Craft is a sprawling subject, and when planning this issue, we kept adding other features. The following experts consider how craft functions in the home.
In Flush with Ideology, architectural historian Barbara Penner explores the bathroom as place of magic and mystery.
In Life Without the Chair, Galen Cranz proposes alternatives to sitting—and shows how much better the body fares with stools, carpets, divans, and old fashioned squatting.
Artist and writer L. John Harris takes us on a tour of his craftsman house and his collection of hand-made objects, in Villa Maybeck, My Cabinet of Curiosity.
In Spirit of the American City, Catherine Burns and Lisa Diamond chronicle the rise of the Metropolis in the early 20th century, through art and photography.

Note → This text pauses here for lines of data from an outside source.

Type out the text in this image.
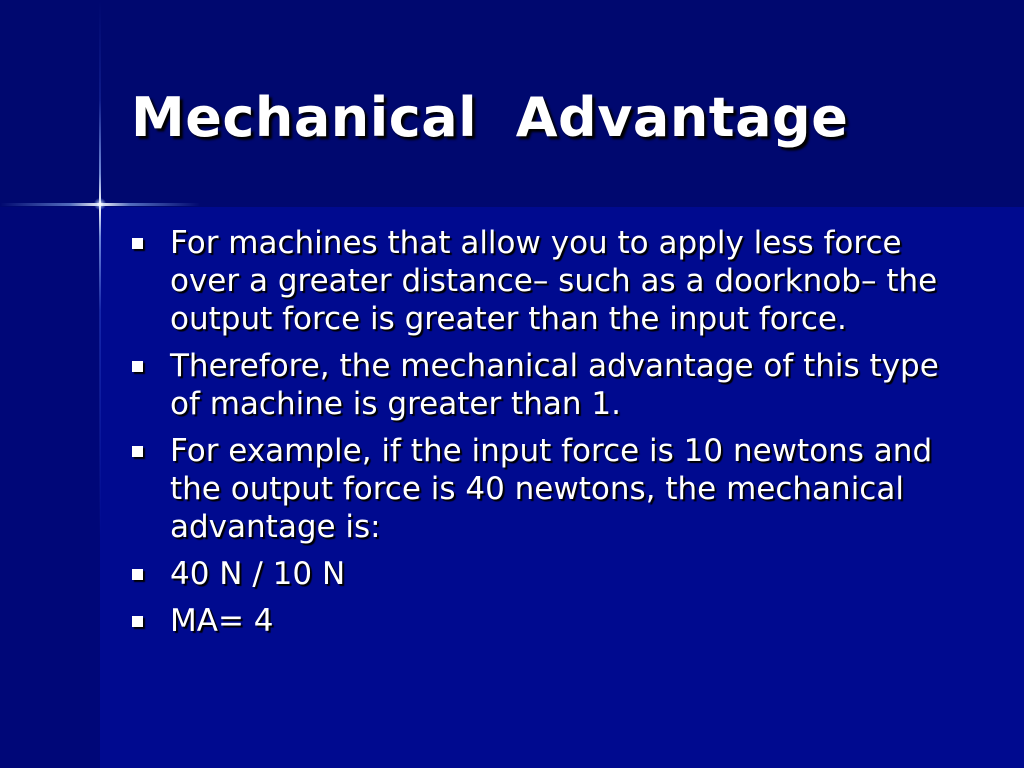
Mechanical  Advantage
For machines that allow you to apply less force over a greater distance– such as a doorknob– the output force is greater than the input force.
Therefore, the mechanical advantage of this type of machine is greater than 1.
For example, if the input force is 10 newtons and the output force is 40 newtons, the mechanical advantage is:
40 N / 10 N
MA= 4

In The Art of Looking, photographer Susan Fassberg describes discovering San Miguel Allende’s art and architecture in the silence of the pandemic. (Without the usual soundtrack, she “learned how to see.”)
And in A Visual Guide to Craft, we recommend a variety of films about the art of making things.
If you are still looking for a definition of craft, we leave you with the words of St. Francis of Assisi. A laborer is one who works with his hands. A craftsman is one who works with his head and his hands. And an artist is one who also works with his heart.
Valerie Andrews is the founding editor of Reinventing Home. She lives in a cottage that was once a metal worker’s studio, with a working forge.